Los estudios sobre san Agustín son tan abundantes que se podría afirmar que todos los historiadores de todos los tiempos han leído y meditado sus dos obras más importantes: Las Confesiones y el de Civitate Dei.
Rachel Bespaloff (1895-1949), no podía ser menos, pues ella procedía de una familia ucraniana de origen judío que emigró primero a Ginebra y desde allí hasta South-Hadley (Massachusetts) en el año 1942, de acuerdo con los ritmos que marcaba la diáspora de los judíos en los tiempos del exterminio nazi.
Bespaloff se entretiene en la comparación entre Montaigne y Agustín. De hecho, anotará en las primeras páginas: “Por debajo del instante de las conversión -instante por excelencia, puesto que lleva al paroxismo la paradoja de la libertad que todo lo puede y no puede nada-, Agustín sitúa los momentos de éxtasis atento en los que el alma recibe la premonición de la paz eterna” (39).

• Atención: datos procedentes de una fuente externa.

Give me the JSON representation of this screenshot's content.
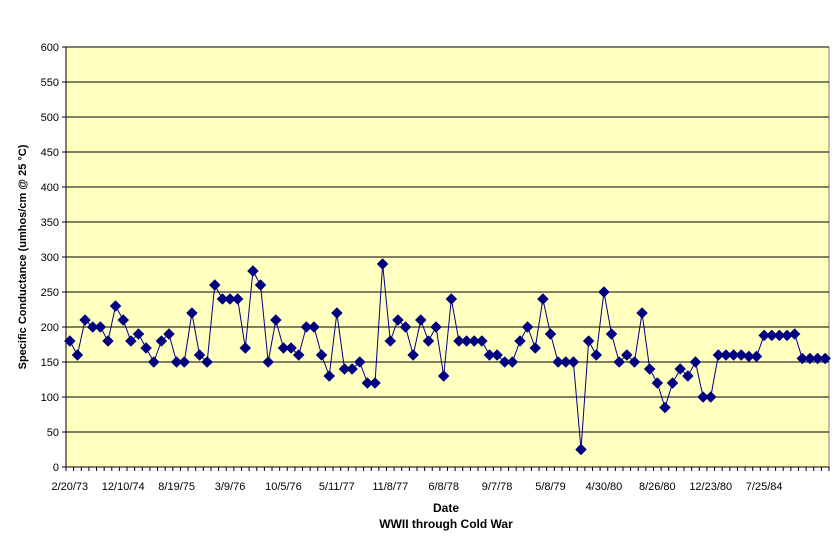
{
  "chart_data": {
    "type": "line",
    "title": "",
    "xlabel": "Date",
    "subtitle": "WWII through Cold War",
    "ylabel": "Specific Conductance (umhos/cm @ 25 °C)",
    "ylim": [
      0,
      600
    ],
    "yticks": [
      0,
      50,
      100,
      150,
      200,
      250,
      300,
      350,
      400,
      450,
      500,
      550,
      600
    ],
    "x_tick_labels": [
      {
        "label": "2/20/73",
        "index": 0
      },
      {
        "label": "12/10/74",
        "index": 7
      },
      {
        "label": "8/19/75",
        "index": 14
      },
      {
        "label": "3/9/76",
        "index": 21
      },
      {
        "label": "10/5/76",
        "index": 28
      },
      {
        "label": "5/11/77",
        "index": 35
      },
      {
        "label": "11/8/77",
        "index": 42
      },
      {
        "label": "6/8/78",
        "index": 49
      },
      {
        "label": "9/7/78",
        "index": 56
      },
      {
        "label": "5/8/79",
        "index": 63
      },
      {
        "label": "4/30/80",
        "index": 70
      },
      {
        "label": "8/26/80",
        "index": 77
      },
      {
        "label": "12/23/80",
        "index": 84
      },
      {
        "label": "7/25/84",
        "index": 91
      }
    ],
    "grid": "horizontal",
    "legend": "none",
    "colors": {
      "plot_background": "#FFFFC0",
      "series": "#000080",
      "gridline": "#000000"
    },
    "series": [
      {
        "values": [
          180,
          160,
          210,
          200,
          200,
          180,
          230,
          210,
          180,
          190,
          170,
          150,
          180,
          190,
          150,
          150,
          220,
          160,
          150,
          260,
          240,
          240,
          240,
          170,
          280,
          260,
          150,
          210,
          170,
          170,
          160,
          200,
          200,
          160,
          130,
          220,
          140,
          140,
          150,
          120,
          120,
          290,
          180,
          210,
          200,
          160,
          210,
          180,
          200,
          130,
          240,
          180,
          180,
          180,
          180,
          160,
          160,
          150,
          150,
          180,
          200,
          170,
          240,
          190,
          150,
          150,
          150,
          25,
          180,
          160,
          250,
          190,
          150,
          160,
          150,
          220,
          140,
          120,
          85,
          120,
          140,
          130,
          150,
          100,
          100,
          160,
          160,
          160,
          160,
          158,
          158,
          188,
          188,
          188,
          188,
          190,
          155,
          155,
          155,
          155
        ]
      }
    ]
  }
}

Inmediatamente, anotará, quizás lacónicamente que, si cambiamos el concepto de vocación celestial, por vocación terrenal, tendríamos la diferencia entre el “instante” de san Agustín y el “instante” de Montaigne. De ahí que magníficamente añadirá nuestra autora en una perfecta comparación: “Agustín desdeña el refugio que le ofrece, más allá de la historia, el éxtasis unificador de la mística plotiniana, Montaigne, a su vez, no busca ningún éxtasis sensible que le cure la enfermedad de la existencia” (40).
En cualquier caso, Agustín “si cambia los placeres por la felicidad, no fue para dejar de amar, sino para amar más. Se trata de un sacrificio real, de la agonía real de la pasión. El éxtasis agustiniano eclosiona sobre un fondo de violencia, de sensualidad imperiosa cruelmente subyugada. Una lucha a muerte precedió su examen de conciencia, a su vuelta a la luz” (49).
No podemos olvidar que la crisis existencial, la metanoia profunda del doctor de la Iglesia, comprometió la totalidad de su ser: “yo me rechazo para elegirte a ti” (confesiones X, 2, 260).
Quizás la comparación más exacta de la grandeza adquirida por Agustín y la de Montaigne lo resume así nuestra autora: “la belleza sagrada, tan vieja y tan nueva” (54) que la conversión ofrecía a san Agustín se difumina ante la gracia de la criatura dueña de sí misma de Montaigne.
La contemplación divina en la otra vida será completa y saciante porque estará posibilitada por el lumen gloriae, pues la luz cegadora de Dios no se puede contemplar sin morir. “De hecho Agustín “confiesa la imposibilidad de soportar durante mucho tiempo el exceso de realidad de la presencia divina” (56).ac
El drama de la conversión de Agustín abre un camino hacia la divinización (77), abierto a la trascendencia, libre y con capacidad de comunicar. Para Montaigne la conversión es inmanente, porque es un pagano, culto, pero pagano (110).
José Carlos Martin de la Hoz,
Rachel Bespaloff, El instante y la libertad en Montaigne, Hermida editores, Madrid 2022, 129 pp.